One component was automatically retained for further analysis from the PCovR describing 5 % of variance in the dietary intake data (independent variables) and 23 % of variance in gNLit scores (dependent variable). We named this component the ‘PCovR prudent pattern’ because it exhibited high positive loadings on food variables consistent with a prudent diet with inversely high negative loadings on food variables consistent with a Western diet (Fig. 1(a)). From the PCA, three diet components had eigenvalues >1 and also explained a large amount of dietary variance. The first rotated component (Fig. 2(a)) from the PCA explained 13 % of the total dietary intake variance and exhibited high loadings on food variables that contribute to a Western diet, thus we retained and named it the ‘PCA Western pattern’. We also retained the second rotated component (Fig. 3(a)) which explained 11 % of the total dietary intake variance, loaded highly on food components consistent with a Mediterranean diet, thus we named it the ‘PCA Mediterranean pattern’. We opted not to retain the third rotated component which presented no discernibly meaningful dietary pattern.

Fig. 1 Principal covariates regression (PCovR)-derived prudent pattern factor loadings and adherence by nutrition literacy performance classification (assessed using the Nutrition Literacy Assessment Instrument (NLit)) among adults with at least one of four diet-related diseases, metropolitan Kansas City, USA, January 2015–July 2016. The PCovR prudent pattern explains 5 % of dietary intake variation and 23 % of variation in global NLit scores. (a) Factor loadings are represented as the bars (n 386), January 2015–July 2016. Intake of foods that have high positive loadings resulted in higher prudent pattern adherence. Conversely, intake of foods with high negative loadings resulted in higher Western pattern adherence. (b) Mean differences in adherence to the PCovR prudent pattern among nutrition literacy performance classification groups.
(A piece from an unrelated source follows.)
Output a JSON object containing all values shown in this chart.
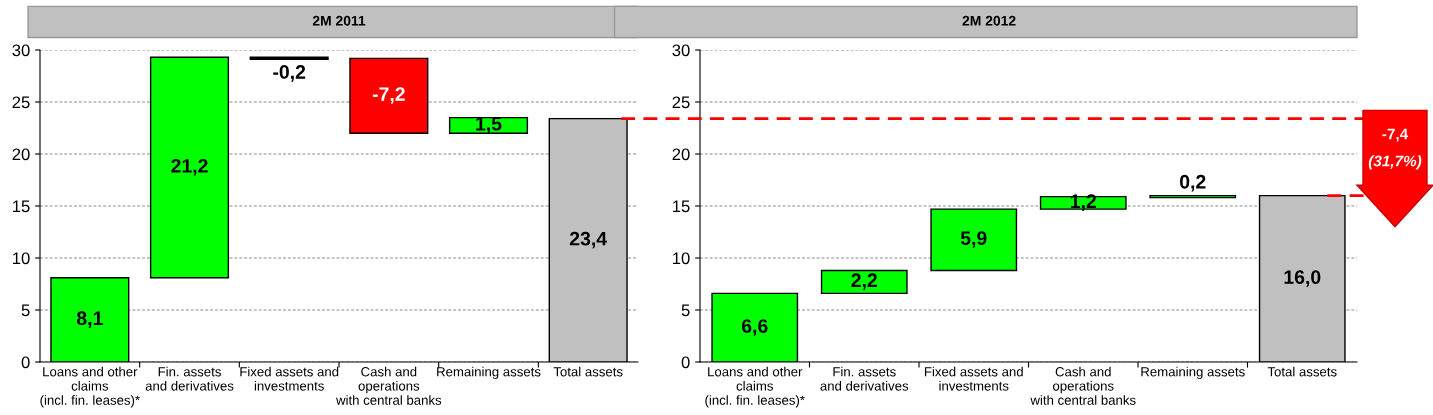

Mean differences are represented as bars and their standard deviations are represented by error bars. Positive scores indicate higher intake of foods associated with the prudent diet, while negative scores indicate higher intake of foods associated with the Western diet. *P < 0·05, **P < 0·01, ***P < 0·001

Fig. 2 Principal components analysis (PCA)-derived Western pattern factor loadings and adherence by nutrition literacy performance classification (assessed using the Nutrition Literacy Assessment Instrument) among adults with at least one of four diet-related diseases, metropolitan Kansas City, USA, January 2015–July 2016. The PCA Western pattern explains 13 % of dietary intake variation. (a) Factor loadings are represented as the bars (n 386). Intake of foods that have high positive loadings resulted in higher diet pattern adherence scores. Intake of foods with low or negative loading coefficients resulted in low/negative diet pattern adherence scores. (b) Mean differences in adherence to the PCA Western pattern among nutrition literacy performance classification groups. Mean differences are represented as bars and their standard errors are represented by error bars. Positive scores indicate higher intake of foods associated with the Western diet, while low/negative scores indicate lower intake of foods from the Western diet. *P < 0·05, **P < 0·01, ***P < 0·001

Fig. 3 Principal components analysis (PCA)-derived Mediterranean pattern factor loadings and adherence by nutrition literacy performance classification (assessed using the Nutrition Literacy Assessment Instrument) among adults with at least one of four diet-related diseases, metropolitan Kansas City, USA. The PCA Mediterranean pattern explains 11 % of dietary intake variation. (a) Factor loadings are represented as the bars (n 386), January 2015–July 2016. Intake of foods that have high positive loadings resulted in higher diet pattern adherence scores. Intake of foods with low or negative loading coefficients resulted in low/negative diet pattern adherence scores. (b) Mean differences in adherence to the PCA Mediterranean pattern among nutrition literacy performance classification groups. Mean differences are represented as bars and their standard errors are represented by error bars. Positive scores indicate higher intake of foods associated with the Mediterranean diet, while low/negative scores indicate lower intake of foods from the Mediterranean diet. *P < 0·05, **P < 0·01, ***P < 0·001

Prediction of diet pattern adherence by nutrition literacy score

We first investigated the level at which gNLit scores were predictive of adherence to the PCovR prudent pattern through linear regression with multiple adjustments. Because nutrition literacy scores were involved in derivation of the PCovR prudent pattern, there was a high likelihood that gNLit scores would be related to this pattern’s adherence. Diet adherence was positively related to gNLit score (P < 0·001, β = 0·48), indicating that improved nutrition literacy predicted higher intake of foods related to the prudent diet and lower intake of Western diet-related foods. Table 3 demonstrates this relationship along with multiple model adjustments for all seven variables of interest and a model that excludes education level since it was found to be moderately collinear with gNLit scores (R 2 = 0·55). The strong ability for nutrition literacy to predict PCovR prudent pattern adherence remained in all models assessed (Table 3).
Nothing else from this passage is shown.